Une étude s’intéresse aux mécanismes à l’origine du développement de l’aile de la mouche Drosophila melanogaster. Mieux comprendre comment les cellules coordonnent leurs efforts chez cet insecte pour créer un nouvel organe pourrait permettre à terme de mieux appréhender le fonctionnement de maladies telles que le cancer et servir de base pour l’élaboration de tissus artificiels.
«Lorsque l’on se penche sur un organisme donné, on remarque qu’entre les individus d’une même espèce les proportions des différentes parties du corps sont généralement assez bien conservées, détaille Aitana Morton de Lachapelle, coauteur de l’étude. Bien qu’il existe des exceptions notables à cette règle si l’on considère l’ensemble des individus d’une espèce, ces différences sont bien moindres lorsque l’on étudie une même lignée d’un organisme de laboratoire comme la drosophile».
Cette propriété, appelée invariance d’échelle, est au coeur des recherches menées par les scientifiques. Ces derniers se sont tout particulièrement intéressés à l’invariance d’échelle lors du développement de l’aile de la mouche Drosophila melanogaster - dite aussi mouche du vinaigre - l’aile constituant un modèle de choix avec sa structure bidimensionnelle. «Grâce à l’invariance d’échelle, les veines sur une aile seront par exemple bien espacées entre elles, même sur une aile de plus grande taille, garantissant ainsi sa fonctionnalité», explique Sven Bergmann, chercheur à l’Université de Lausanne. Afin de comprendre comment les veines sont correctement positionnées sur une aile en devenir, les chercheurs ont développé de nouvelles méthodes de quantification spatiale et temporelle de l’invariance d’échelle et se sont concentrés sur le stade larvaire du développement; c’est en effet à ce moment précis que l’aile de la mouche commence à se développer.

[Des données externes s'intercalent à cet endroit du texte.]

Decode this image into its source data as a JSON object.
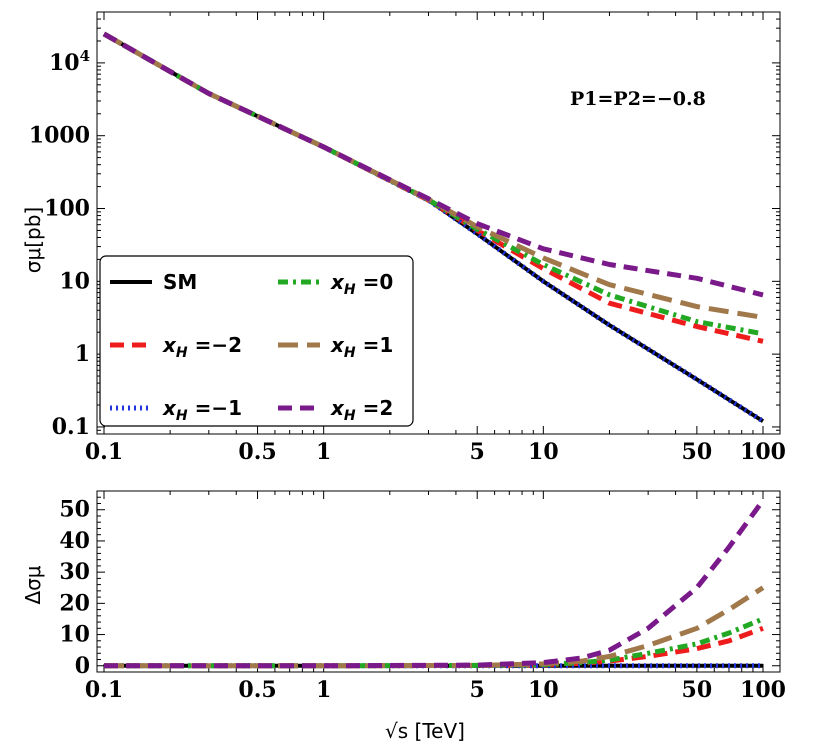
{
  "chart_data": [
    {
      "type": "line",
      "scale": "log-log",
      "xlabel": "√s [TeV]",
      "ylabel": "σμ[pb]",
      "xlim": [
        0.1,
        100
      ],
      "ylim": [
        0.08,
        50000
      ],
      "x_ticks": [
        0.1,
        0.5,
        1,
        5,
        10,
        50,
        100
      ],
      "x_tick_labels": [
        "0.1",
        "0.5",
        "1",
        "5",
        "10",
        "50",
        "100"
      ],
      "y_ticks": [
        0.1,
        1,
        10,
        100,
        1000,
        10000
      ],
      "y_tick_labels": [
        "0.1",
        "1",
        "10",
        "100",
        "1000",
        "10^4"
      ],
      "annotation": "P1=P2=−0.8",
      "legend_position": "bottom-left",
      "x": [
        0.1,
        0.3,
        1,
        3,
        5,
        10,
        20,
        50,
        100
      ],
      "series": [
        {
          "name": "SM",
          "label": "SM",
          "color": "#000000",
          "dash": "solid",
          "values": [
            25000,
            3800,
            700,
            130,
            45,
            10,
            2.5,
            0.45,
            0.12
          ]
        },
        {
          "name": "xH=-2",
          "label": "xH=−2",
          "color": "#ee1c1c",
          "dash": "dashed",
          "values": [
            25000,
            3800,
            700,
            130,
            50,
            15,
            5,
            2.4,
            1.5
          ]
        },
        {
          "name": "xH=-1",
          "label": "xH=−1",
          "color": "#2233dd",
          "dash": "dotted",
          "values": [
            25000,
            3800,
            700,
            130,
            45,
            10,
            2.5,
            0.45,
            0.12
          ]
        },
        {
          "name": "xH=0",
          "label": "xH=0",
          "color": "#22a822",
          "dash": "dashdot",
          "values": [
            25000,
            3800,
            700,
            132,
            52,
            17,
            6.5,
            2.8,
            1.9
          ]
        },
        {
          "name": "xH=1",
          "label": "xH=1",
          "color": "#a0784a",
          "dash": "longdash",
          "values": [
            25000,
            3800,
            700,
            134,
            56,
            21,
            9,
            4.5,
            3.2
          ]
        },
        {
          "name": "xH=2",
          "label": "xH=2",
          "color": "#7a1a8a",
          "dash": "dashed",
          "values": [
            25000,
            3800,
            700,
            136,
            62,
            28,
            17,
            11,
            6.5
          ]
        }
      ]
    },
    {
      "type": "line",
      "scale": "log-x",
      "xlabel": "√s [TeV]",
      "ylabel": "Δσμ",
      "xlim": [
        0.1,
        100
      ],
      "ylim": [
        -2,
        56
      ],
      "x_ticks": [
        0.1,
        0.5,
        1,
        5,
        10,
        50,
        100
      ],
      "x_tick_labels": [
        "0.1",
        "0.5",
        "1",
        "5",
        "10",
        "50",
        "100"
      ],
      "y_ticks": [
        0,
        10,
        20,
        30,
        40,
        50
      ],
      "y_tick_labels": [
        "0",
        "10",
        "20",
        "30",
        "40",
        "50"
      ],
      "x": [
        0.1,
        1,
        5,
        10,
        15,
        20,
        30,
        50,
        70,
        100
      ],
      "series": [
        {
          "name": "SM",
          "color": "#000000",
          "dash": "solid",
          "values": [
            0,
            0,
            0,
            0,
            0,
            0,
            0,
            0,
            0,
            0
          ]
        },
        {
          "name": "xH=-2",
          "color": "#ee1c1c",
          "dash": "dashed",
          "values": [
            0,
            0,
            0.1,
            0.3,
            0.8,
            1.5,
            3,
            5.5,
            8,
            12
          ]
        },
        {
          "name": "xH=-1",
          "color": "#2233dd",
          "dash": "dotted",
          "values": [
            0,
            0,
            0,
            0,
            0,
            0,
            0,
            0,
            0,
            0
          ]
        },
        {
          "name": "xH=0",
          "color": "#22a822",
          "dash": "dashdot",
          "values": [
            0,
            0,
            0.1,
            0.4,
            1,
            1.8,
            4,
            7,
            10.5,
            15
          ]
        },
        {
          "name": "xH=1",
          "color": "#a0784a",
          "dash": "longdash",
          "values": [
            0,
            0,
            0.1,
            0.6,
            1.5,
            3,
            6.5,
            12,
            18,
            25
          ]
        },
        {
          "name": "xH=2",
          "color": "#7a1a8a",
          "dash": "dashed",
          "values": [
            0,
            0,
            0.2,
            1,
            2.5,
            5,
            12,
            25,
            38,
            53
          ]
        }
      ]
    }
  ]
}
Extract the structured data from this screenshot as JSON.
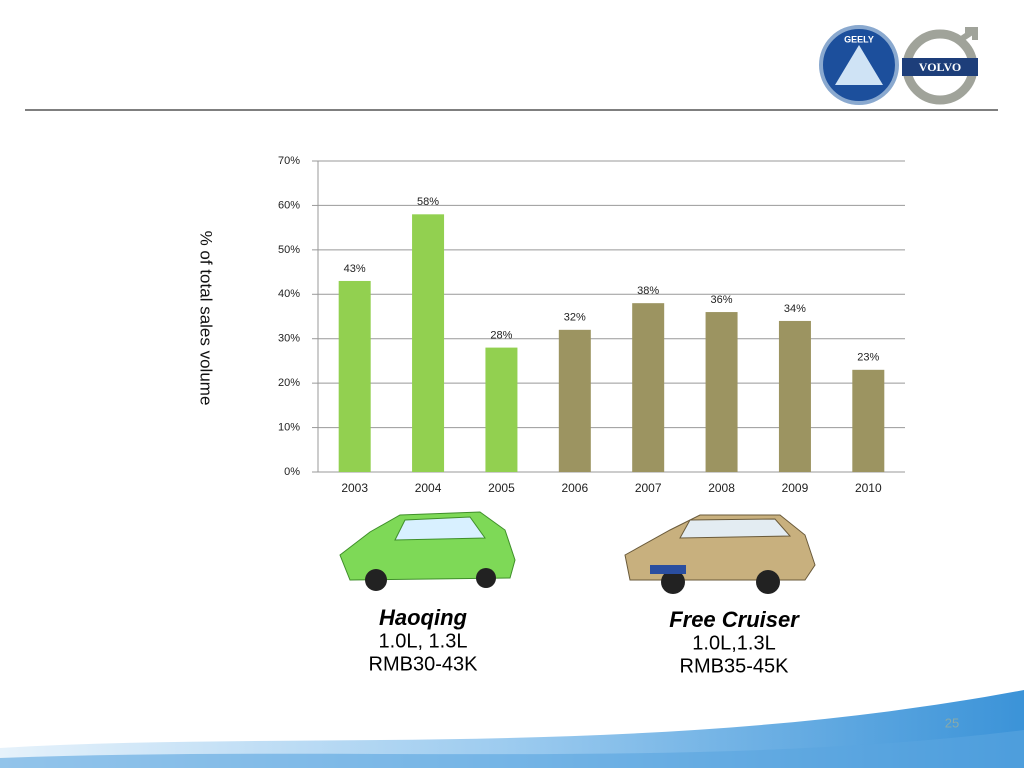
{
  "chart_data": {
    "type": "bar",
    "y_label": "% of total sales volume",
    "categories": [
      "2003",
      "2004",
      "2005",
      "2006",
      "2007",
      "2008",
      "2009",
      "2010"
    ],
    "values": [
      43,
      58,
      28,
      32,
      38,
      36,
      34,
      23
    ],
    "value_labels": [
      "43%",
      "58%",
      "28%",
      "32%",
      "38%",
      "36%",
      "34%",
      "23%"
    ],
    "colors": [
      "#92d050",
      "#92d050",
      "#92d050",
      "#9c9461",
      "#9c9461",
      "#9c9461",
      "#9c9461",
      "#9c9461"
    ],
    "ylim": [
      0,
      70
    ],
    "yticks": [
      {
        "value": 0,
        "label": "0%"
      },
      {
        "value": 10,
        "label": "10%"
      },
      {
        "value": 20,
        "label": "20%"
      },
      {
        "value": 30,
        "label": "30%"
      },
      {
        "value": 40,
        "label": "40%"
      },
      {
        "value": 50,
        "label": "50%"
      },
      {
        "value": 60,
        "label": "60%"
      },
      {
        "value": 70,
        "label": "70%"
      }
    ],
    "grid": true
  },
  "cars": [
    {
      "name": "Haoqing",
      "engine": "1.0L, 1.3L",
      "price": "RMB30-43K"
    },
    {
      "name": "Free Cruiser",
      "engine": "1.0L,1.3L",
      "price": "RMB35-45K"
    }
  ],
  "logos": {
    "left": "GEELY",
    "right": "VOLVO"
  },
  "page_number": "25"
}
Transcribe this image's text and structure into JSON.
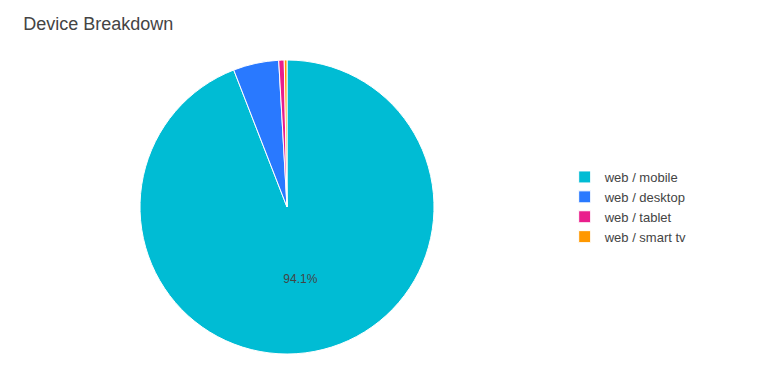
{
  "chart_data": {
    "type": "pie",
    "title": "Device Breakdown",
    "categories": [
      "web / mobile",
      "web / desktop",
      "web / tablet",
      "web / smart tv"
    ],
    "values": [
      94.1,
      5.0,
      0.6,
      0.3
    ],
    "value_labels": [
      "94.1%",
      null,
      null,
      null
    ],
    "data_labels": true,
    "colors": [
      "#00BCD4",
      "#2979FF",
      "#E91E8C",
      "#FF9800"
    ],
    "legend": "right"
  }
}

L’invariance d’échelle, élément déterminant du sort des cellules
Une question qui intrigue de nombreux biologistes est de savoir comment une cellule dans un tissu qui grandit «sait» où elle se trouve par rapport à ses congénères et peut donc décider en quel type cellulaire elle va se différencier, par exemple en veine ou inter-veine dans le cas d’une aile. La production et la libération d’une molécule de signalisation, appelée morphogène, qui diffuse et forme un gradient de concentration, joue un rôle-clé dans ce processus. «Différents niveaux d’exposition au morphogène entraînent différentes spécifications cellulaires, grâce à l’activation de cascades de signalisation spécifiques, poursuit Aitana Morton de Lachapelle. Par conséquent, en réponse au gradient de morphogène, les cellules commencent à exprimer certains gènes par endroits, dits domaines d’expression, formant dans le tissu des régions caractérisées par une combinaison unique des gènes qui y sont exprimés».
En d’autres termes, la formation de ces domaines d’expression de gènes est le moyen par lequel le sort des cellules est déterminé. A mesure que le gradient de morphogène est décodé par les cellules dans le tissu, un motif de destinées cellulaires émerge.
Même si les morphogènes sont connus depuis quelques décennies, les processus par lesquels cette spécification cellulaire, qui précède la différentiation, peut se faire de manière aussi robuste demeure souvent un mystère. Afin de partiellement lever le voile sur cette inconnue, les scientifiques ont quantifié l’invariance d’échelle de ces domaines d’expression, puis essayé de trouver des mécanismes pouvant rendre compte de ce phénomène, afin de garantir que l’aile adulte soit bien proportionnée et donc fonctionnelle. Dans le précurseur de l’aile, ils ont découvert que l’invariance d’échelle est en partie perturbée chez des mouches mutantes déficientes en gène «pentagone», un gène essentiel à la formation de gradients sur de longues distances.
De la recherche fondamentale à ses applications cliniques
«En règle générale, comprendre comment les cellules répondent à des signaux ou coordonnent leurs actions pourrait nous éclairer davantage sur des maladies comme le cancer et, en théorie, servir de base à l’élaboration de tissus artificiels», conclut Sven Bergmann.